Ex-president Jonathan charges African countries on culture of inclusion.
Former President Goodluck Jonathan says African countries must be deliberate in fostering the culture of inclusion.
He has advised them to have the same approach in the enthronement of equal rights and justice in the continent.
Jonathan said these on Thursday while delivering a keynote address titled “Building an Inclusive Society for the Next Generation” in Abuja.
He delivered the address at the first year memorial and launching of Innocent Chukwuemeka Chukwuma Empowerment Foundation (ICCEF).
Jonathan said that democracy is a political philosophy that offers the broadest platform for inclusive participation.
According to him, it is anchored on the essential virtue of human liberty which encompasses political, economic and social rights.
He said that those rights were the premise upon which democracy’s promise of peace, equality and justice as well its capacity to improve the welfare and social condition of the citizens, were framed.
Jonathan said that democracy becomes meaningful when citizens are happy and saved from political and social threats like hunger, poverty, discrimination and persecution.
“There is no gainsaying the fact that attainment of basic human needs and fulfilment of democratic promises of peace and security and the flourishing of human rights are the basic background upon which democracy grows.
“One major ingredient to building an inclusive society is to ensure that we strengthen our institutions and be deliberate about the enforcement of economic rights in a way and manner that guarantees peace and social security of citizens.
“The empowerment of citizens in this regard will raise an army of conscious, patriotic and active citizens who can overcome the temptation of vote trading and other corrupt practises in our electoral system.
“We must therefore adopt measures that will completely eliminate the ugly incidence of merchandisation of the electoral process,” he said.
To achieve that in a sustainable manner, Jonathan said that a strong social contract needed to be established between the government and the governed.
This is as a means of guaranteeing the basic social economic rights of decent existence such as healthcare, education, housing and transportation.
He also said there was need to build institutions that were accountable to the people; as well enable the people to add measurable value to society.
Jonathan said that the people should be able to draw strength and growth from the value they help create.
The former president said that the 21st century provided unprecedented opportunities and threats for inclusive development.

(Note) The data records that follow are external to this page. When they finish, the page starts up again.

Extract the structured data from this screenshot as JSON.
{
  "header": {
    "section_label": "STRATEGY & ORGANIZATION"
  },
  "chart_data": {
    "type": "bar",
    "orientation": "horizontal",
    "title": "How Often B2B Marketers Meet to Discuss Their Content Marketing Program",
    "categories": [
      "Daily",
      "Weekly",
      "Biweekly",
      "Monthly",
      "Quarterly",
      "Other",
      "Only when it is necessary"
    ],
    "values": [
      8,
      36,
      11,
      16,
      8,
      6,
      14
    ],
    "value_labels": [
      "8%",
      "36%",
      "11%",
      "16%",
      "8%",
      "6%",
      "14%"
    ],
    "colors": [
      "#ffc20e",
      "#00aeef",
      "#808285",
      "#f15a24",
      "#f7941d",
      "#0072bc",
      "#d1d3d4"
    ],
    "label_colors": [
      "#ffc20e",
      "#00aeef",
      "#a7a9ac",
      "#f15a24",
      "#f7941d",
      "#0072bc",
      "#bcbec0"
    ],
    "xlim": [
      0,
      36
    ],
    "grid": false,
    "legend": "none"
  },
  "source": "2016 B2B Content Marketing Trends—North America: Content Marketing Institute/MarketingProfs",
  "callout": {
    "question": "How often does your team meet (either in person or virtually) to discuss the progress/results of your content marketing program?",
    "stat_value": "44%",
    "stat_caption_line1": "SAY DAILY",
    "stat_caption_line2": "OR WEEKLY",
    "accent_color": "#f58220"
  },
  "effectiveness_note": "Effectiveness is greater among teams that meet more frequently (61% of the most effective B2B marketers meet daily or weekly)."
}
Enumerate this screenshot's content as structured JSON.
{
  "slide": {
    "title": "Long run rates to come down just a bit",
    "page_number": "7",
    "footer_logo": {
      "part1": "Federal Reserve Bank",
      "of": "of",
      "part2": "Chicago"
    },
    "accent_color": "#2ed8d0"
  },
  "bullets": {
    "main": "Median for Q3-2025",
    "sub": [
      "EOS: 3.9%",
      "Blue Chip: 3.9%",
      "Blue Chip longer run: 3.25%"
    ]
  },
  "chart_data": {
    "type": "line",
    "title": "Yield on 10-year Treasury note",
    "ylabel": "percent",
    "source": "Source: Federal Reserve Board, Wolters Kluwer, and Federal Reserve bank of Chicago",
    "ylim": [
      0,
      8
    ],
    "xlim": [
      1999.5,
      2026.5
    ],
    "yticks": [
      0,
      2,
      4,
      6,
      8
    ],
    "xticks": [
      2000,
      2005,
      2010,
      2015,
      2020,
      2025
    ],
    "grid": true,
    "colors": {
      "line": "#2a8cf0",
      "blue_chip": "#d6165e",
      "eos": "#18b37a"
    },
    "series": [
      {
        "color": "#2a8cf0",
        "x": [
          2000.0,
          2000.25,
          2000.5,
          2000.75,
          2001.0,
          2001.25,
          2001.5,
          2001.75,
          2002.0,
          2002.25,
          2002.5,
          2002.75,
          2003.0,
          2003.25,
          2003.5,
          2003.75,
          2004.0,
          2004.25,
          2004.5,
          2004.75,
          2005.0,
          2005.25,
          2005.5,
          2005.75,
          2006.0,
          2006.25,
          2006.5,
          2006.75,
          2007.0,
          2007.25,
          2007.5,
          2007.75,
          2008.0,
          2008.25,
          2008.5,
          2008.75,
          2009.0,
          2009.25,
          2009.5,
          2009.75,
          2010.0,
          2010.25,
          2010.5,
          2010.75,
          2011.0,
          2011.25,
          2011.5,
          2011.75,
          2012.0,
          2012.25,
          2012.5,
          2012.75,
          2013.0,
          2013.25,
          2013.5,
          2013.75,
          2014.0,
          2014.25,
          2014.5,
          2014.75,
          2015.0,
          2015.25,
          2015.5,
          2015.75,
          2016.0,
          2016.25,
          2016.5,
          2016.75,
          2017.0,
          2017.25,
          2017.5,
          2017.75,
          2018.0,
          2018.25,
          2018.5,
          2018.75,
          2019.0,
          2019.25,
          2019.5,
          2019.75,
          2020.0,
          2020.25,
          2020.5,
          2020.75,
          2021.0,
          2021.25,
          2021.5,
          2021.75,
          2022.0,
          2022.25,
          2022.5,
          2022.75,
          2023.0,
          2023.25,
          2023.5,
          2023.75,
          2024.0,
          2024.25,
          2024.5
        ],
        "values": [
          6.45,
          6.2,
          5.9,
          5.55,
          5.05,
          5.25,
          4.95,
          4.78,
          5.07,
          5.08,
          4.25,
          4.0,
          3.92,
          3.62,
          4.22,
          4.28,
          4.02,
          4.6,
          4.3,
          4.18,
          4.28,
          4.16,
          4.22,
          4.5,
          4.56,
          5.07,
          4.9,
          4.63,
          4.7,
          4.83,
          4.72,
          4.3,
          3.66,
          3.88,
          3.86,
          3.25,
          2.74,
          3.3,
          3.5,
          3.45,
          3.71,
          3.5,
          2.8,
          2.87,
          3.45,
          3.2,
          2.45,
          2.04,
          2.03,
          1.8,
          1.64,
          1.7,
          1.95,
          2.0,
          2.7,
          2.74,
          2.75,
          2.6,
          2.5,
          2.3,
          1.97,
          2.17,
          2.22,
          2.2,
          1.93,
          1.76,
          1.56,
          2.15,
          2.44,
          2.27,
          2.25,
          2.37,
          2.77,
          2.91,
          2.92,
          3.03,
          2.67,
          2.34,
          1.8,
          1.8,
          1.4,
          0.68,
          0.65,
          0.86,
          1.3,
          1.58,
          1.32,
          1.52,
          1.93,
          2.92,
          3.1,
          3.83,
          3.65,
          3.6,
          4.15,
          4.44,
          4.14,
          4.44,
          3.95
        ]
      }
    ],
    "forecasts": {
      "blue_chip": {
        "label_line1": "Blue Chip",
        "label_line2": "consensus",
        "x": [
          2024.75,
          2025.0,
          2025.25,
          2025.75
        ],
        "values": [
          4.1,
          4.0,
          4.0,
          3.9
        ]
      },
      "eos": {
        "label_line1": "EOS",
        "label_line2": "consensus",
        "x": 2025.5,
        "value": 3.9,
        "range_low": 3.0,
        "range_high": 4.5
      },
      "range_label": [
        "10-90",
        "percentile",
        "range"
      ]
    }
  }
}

He said that the key to being able to maximize the opportunities and mitigating the threats was an empowered citizenry.
The ex-president said that to empower the citizens sustainably was to arm them with necessary skills to be relevant in today’s world.
Jonathan said there was also need to manage the society for the future generation, starting from home.
He said that any governance structure or leadership model that does not incorporate the management of society to protect the interest of the future generation would lead the society to a dead end.
On politics and nation-building, Jonathan said there was need for Africans to change their political behaviour and culture.
He said that the kind of politics being played in most African countries was such that would not help the quest for growth and development.
The ex-president advised Nigerian politicians and leaders in general to act in a manner that would inspire hope and patriotism in the country.
Jonathan also advised them to encourage younger generations to believe in the Nigeria project and put the country first in all that they do.
“We must conduct ourselves in a way that will encourage youth and children to have confidence in their leaders and be convinced that Nigeria belongs to them.
“ That way, they will consolidate their stake in their country, believing that their country will protect them just like a father in the family unit will protect the interest of his children.
“There should be a deliberate mentoring plan and schemes that would ensure transition of power and values from one generation to the next.”
He said that a society that could not provide basic needs for its citizens could hardly inspire in them the kind of patriotism and zeal that would motivate the people to invest every ounce of their energy towards building their nation.
Jonathan commended the organisers of the event for the laudable initiative.
He described Chukwuma as a great man, a compatriot who served Nigeria, Africa and the entire humanity with relentless passion and commitment.
Jonathan said that Chukwuma dedicated over three decades of his life to causes that promote social justice, security, democracy, good governance and the general good of humanity.
“Whether as a human rights activist, social critic or boardroom executive, Innocent remained consistent to his creed.
“His was a passion for justice, transparency and peace as the defining element of a good society.
“They are the virtues he went ahead to display and exemplify in his everyday life.
“I am glad that CCEF is being launched today to drive his vision for a just and inclusive society where citizens, especially the young and women, could thrive economically and politically, without let or hindrance.”